A partir de la mitad de la película se va produciendo el desnudamiento del escritor. Linklater quiere perforar su imagen cínica para mostrar a la persona desamparada que habita bajo ella. El éxito del musical que acaba de estrenar, tan despreciado por Hart, conduce a la solicitud, casi súplica, de una nueva oportunidad, de retomar el tándem antaño exitoso, sin percibir que lo ocurrido es su acta de defunción.

Durante los agasajos a la compañía, Hart permanece al margen sin entender lo que ocurre. La distribución espacial alza como una barrera invisible entre él y los recién llegados, la cual nunca llega a romperse de verdad. El escritor mira con incredulidad lo que está ocurriendo, sin que ni siquiera los elogios que recibe del nuevo letrista sirvan para introducirlo en ese nuevo modo de hacer las cosas. Hart es una reliquia del pasado. Valiosa, sin duda, pero ya inservible. Es un recuerdo de lo que fue y no volverá.
La puntilla proviene de Elizabeth, quien, ignorando su genio, se suma a la ola que Rodgers representa y que le promete un futuro. El intento desesperado, y patético, de Hart por retener a la chica, con el recordatorio de la mujer de Rodgers, es el último clavo en su ataúd.
Finalmente quedará excluido de la fiesta del estreno, y la que a su vez él publicita en su casa pasa desapercibida. Linklater, aunque se ha puesto a sí mismo muchas limitaciones a la hora de rodar, dada la unidad espacio-temporal a la que se somete, sitúa la fiesta en el piso de arriba, al cual Hart no va a acceder, y nos lo muestra bajando las escaleras, descenso que alude no sólo a la lejanía del éxito, a la separación de un mundo que no es el suyo, sino también a su hundimiento personal. El niño, prometedor escritor de musicales, es el recurso para indicar la manera en la que se presenta el futuro y el lugar («divertido») en el que quedará recluido el talento trasnochado de Hart.

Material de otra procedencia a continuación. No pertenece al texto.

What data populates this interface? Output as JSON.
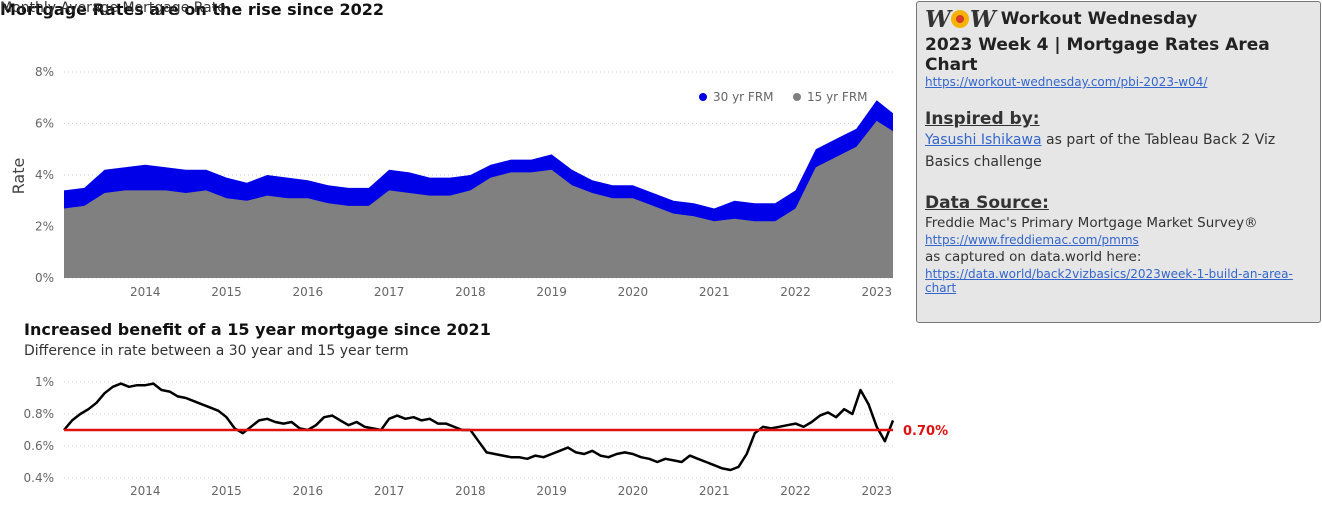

Mantener el ritmo de la película es una tarea compleja. Todo descansa en la genialidad del protagonista, la cual deriva en más de una ocasión en manierismo, seguramente buscado, por cuanto lo expuesto está a caballo entre el hombre y su imagen, la cual acaba fagocitando al primero. Hart es lo que dice, y lo que dice, siempre frases hechas y epatantes, construye una caricatura con la que el director se siente satisfecho.
Que nos cuente el final de su vida y no su etapa gloriosa, que resuena como un apagado eco (por medio de noticiarios, críticas y recuerdos), da cuenta de lo que es y pretende esta obra a la que hay que reconocerle, al menos, unos logros estilísticos encomiables.